Evoquant des “montages légaux pour éviter l’impôt”, Inkyfada cite “l’Algerian Saudi Leasing (ASL) LTD, une société offshore basée aux Îles Vierges britanniques, détenue à parts égales par le groupe Al Baraka et la Banque extérieure d’Algérie (BEA), propriété de l’État algérien”.

“Il s’agit d’une ”filiale opérationnelle pour la société Algerian Saudi Leasing (ASL)”, une société holding domiciliée au Luxembourg. Elle sert à “limiter la responsabilité du groupe quand il s’agit de location de moyens de transport de personnes ou de marchandises comme des avions ou des bateaux”, a confié au même média Aissa Hidoussi, un des directeurs tunisiens de la société. “C’est de l’optimisation fiscale et opérationnelle”, a-t-il estimé.

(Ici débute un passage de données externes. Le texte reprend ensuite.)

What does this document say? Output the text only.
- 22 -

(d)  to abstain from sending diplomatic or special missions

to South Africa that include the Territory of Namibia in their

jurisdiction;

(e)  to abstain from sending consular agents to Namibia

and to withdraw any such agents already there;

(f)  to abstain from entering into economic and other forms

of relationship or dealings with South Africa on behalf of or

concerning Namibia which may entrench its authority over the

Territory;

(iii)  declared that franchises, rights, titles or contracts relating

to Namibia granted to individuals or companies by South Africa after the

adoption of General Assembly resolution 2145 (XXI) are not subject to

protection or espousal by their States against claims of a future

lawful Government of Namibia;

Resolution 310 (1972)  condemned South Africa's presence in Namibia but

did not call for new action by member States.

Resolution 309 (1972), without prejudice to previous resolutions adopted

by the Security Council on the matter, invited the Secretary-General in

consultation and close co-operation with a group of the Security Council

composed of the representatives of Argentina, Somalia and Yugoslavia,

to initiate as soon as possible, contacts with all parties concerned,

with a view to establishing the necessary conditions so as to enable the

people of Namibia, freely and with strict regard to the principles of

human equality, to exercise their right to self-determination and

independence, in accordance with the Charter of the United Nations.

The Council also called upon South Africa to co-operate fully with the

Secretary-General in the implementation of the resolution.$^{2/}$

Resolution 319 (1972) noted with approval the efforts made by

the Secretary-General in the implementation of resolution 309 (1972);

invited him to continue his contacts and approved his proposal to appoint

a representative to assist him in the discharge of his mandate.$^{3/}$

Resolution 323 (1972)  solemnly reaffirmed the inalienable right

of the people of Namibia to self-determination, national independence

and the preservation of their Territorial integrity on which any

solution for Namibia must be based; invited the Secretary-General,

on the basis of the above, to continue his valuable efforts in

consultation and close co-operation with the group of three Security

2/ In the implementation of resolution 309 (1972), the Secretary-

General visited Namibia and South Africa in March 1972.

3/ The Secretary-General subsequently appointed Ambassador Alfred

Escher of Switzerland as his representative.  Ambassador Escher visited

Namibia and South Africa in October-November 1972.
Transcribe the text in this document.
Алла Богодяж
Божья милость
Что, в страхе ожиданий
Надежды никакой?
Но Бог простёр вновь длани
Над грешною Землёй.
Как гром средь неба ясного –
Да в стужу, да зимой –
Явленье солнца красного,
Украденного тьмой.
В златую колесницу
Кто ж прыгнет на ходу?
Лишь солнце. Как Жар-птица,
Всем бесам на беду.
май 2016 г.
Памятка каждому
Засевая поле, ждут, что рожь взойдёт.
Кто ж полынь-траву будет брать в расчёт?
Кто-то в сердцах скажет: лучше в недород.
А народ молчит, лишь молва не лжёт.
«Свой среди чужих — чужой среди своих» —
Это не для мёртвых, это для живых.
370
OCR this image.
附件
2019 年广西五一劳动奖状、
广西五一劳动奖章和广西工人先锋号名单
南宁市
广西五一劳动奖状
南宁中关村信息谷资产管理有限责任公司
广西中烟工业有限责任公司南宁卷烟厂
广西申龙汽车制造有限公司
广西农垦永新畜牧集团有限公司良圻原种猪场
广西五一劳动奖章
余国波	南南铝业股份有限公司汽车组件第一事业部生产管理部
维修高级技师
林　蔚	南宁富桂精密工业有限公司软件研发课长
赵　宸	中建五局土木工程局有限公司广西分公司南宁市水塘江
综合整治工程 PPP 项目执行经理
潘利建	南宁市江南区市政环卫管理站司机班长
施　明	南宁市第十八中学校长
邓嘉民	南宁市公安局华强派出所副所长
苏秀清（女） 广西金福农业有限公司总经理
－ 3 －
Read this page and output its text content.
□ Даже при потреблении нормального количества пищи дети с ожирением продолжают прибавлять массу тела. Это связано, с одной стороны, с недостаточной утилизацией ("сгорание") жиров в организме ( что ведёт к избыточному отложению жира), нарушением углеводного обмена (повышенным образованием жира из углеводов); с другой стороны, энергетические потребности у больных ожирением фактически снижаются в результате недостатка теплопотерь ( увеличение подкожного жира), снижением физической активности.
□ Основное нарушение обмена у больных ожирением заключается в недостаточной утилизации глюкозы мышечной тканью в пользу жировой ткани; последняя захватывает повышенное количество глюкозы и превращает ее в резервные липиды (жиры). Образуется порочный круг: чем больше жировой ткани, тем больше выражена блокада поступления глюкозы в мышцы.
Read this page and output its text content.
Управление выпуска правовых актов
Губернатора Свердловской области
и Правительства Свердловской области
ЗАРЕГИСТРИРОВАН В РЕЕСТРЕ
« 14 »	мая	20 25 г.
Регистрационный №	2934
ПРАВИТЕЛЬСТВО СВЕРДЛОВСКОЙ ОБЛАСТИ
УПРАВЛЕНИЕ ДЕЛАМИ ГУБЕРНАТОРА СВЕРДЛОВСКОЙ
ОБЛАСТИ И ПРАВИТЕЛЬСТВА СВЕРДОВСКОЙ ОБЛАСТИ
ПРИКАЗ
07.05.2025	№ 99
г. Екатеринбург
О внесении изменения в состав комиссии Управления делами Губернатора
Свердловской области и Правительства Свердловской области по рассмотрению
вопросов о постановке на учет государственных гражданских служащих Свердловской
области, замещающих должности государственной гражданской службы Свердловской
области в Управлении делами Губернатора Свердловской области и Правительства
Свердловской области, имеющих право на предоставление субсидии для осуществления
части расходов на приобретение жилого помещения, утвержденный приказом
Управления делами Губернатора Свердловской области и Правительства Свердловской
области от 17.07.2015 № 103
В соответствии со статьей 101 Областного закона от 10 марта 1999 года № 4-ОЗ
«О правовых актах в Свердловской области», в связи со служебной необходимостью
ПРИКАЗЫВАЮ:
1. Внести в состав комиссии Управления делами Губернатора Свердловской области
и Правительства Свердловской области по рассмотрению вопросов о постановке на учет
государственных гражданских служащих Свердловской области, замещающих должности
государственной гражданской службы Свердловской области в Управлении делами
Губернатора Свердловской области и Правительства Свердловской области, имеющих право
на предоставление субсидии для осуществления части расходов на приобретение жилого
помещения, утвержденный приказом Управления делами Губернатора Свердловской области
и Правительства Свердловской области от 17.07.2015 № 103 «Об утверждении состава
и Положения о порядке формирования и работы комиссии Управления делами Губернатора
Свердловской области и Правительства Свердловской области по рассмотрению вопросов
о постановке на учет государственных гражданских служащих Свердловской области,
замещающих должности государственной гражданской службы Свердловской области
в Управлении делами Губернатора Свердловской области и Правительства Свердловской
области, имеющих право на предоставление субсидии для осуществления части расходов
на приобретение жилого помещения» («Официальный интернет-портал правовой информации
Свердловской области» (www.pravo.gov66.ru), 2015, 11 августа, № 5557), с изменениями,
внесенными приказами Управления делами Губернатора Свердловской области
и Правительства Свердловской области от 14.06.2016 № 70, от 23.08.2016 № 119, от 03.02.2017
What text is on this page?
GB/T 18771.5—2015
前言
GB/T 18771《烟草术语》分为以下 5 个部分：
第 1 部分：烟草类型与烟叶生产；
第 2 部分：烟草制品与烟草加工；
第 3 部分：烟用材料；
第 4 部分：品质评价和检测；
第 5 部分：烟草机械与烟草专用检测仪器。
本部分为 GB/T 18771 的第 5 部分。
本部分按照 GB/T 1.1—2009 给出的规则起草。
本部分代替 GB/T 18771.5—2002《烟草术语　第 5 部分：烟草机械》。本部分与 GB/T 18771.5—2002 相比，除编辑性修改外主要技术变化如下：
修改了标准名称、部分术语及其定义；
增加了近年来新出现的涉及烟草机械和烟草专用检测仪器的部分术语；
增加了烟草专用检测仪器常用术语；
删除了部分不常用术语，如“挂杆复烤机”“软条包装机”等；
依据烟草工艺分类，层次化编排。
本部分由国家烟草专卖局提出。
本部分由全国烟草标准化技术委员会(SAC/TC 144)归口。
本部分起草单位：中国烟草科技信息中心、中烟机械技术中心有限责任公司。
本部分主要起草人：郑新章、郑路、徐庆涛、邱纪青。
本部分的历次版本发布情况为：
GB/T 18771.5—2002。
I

“Créée en décembre 1990, ASL (Algerian Saudi Leasing) est administrée par la société Arab Leasing International Finance (ALIF), du groupe saoudien Al Baraka. Ici, nul besoin de prête-noms. Les directeurs de cette société sont des employés des deux sociétés mères. Parmi eux, Aissa Hidoussi actuel directeur général de International Leasing Service (ILS), une filiale tunisienne de ALIF et ancien vice-président de la Best Bank du même groupe saoudien”, révèle encore le même média.

Rappelons que les noms de Yassine Rebrab (fils du tycoon algérien Issad Rebrab) et de Yacef Saâdi, figure de la révolution algérienne, ont été déjà cités, à côté des Bedjaoui, dans ce nouveau scandale planétaire.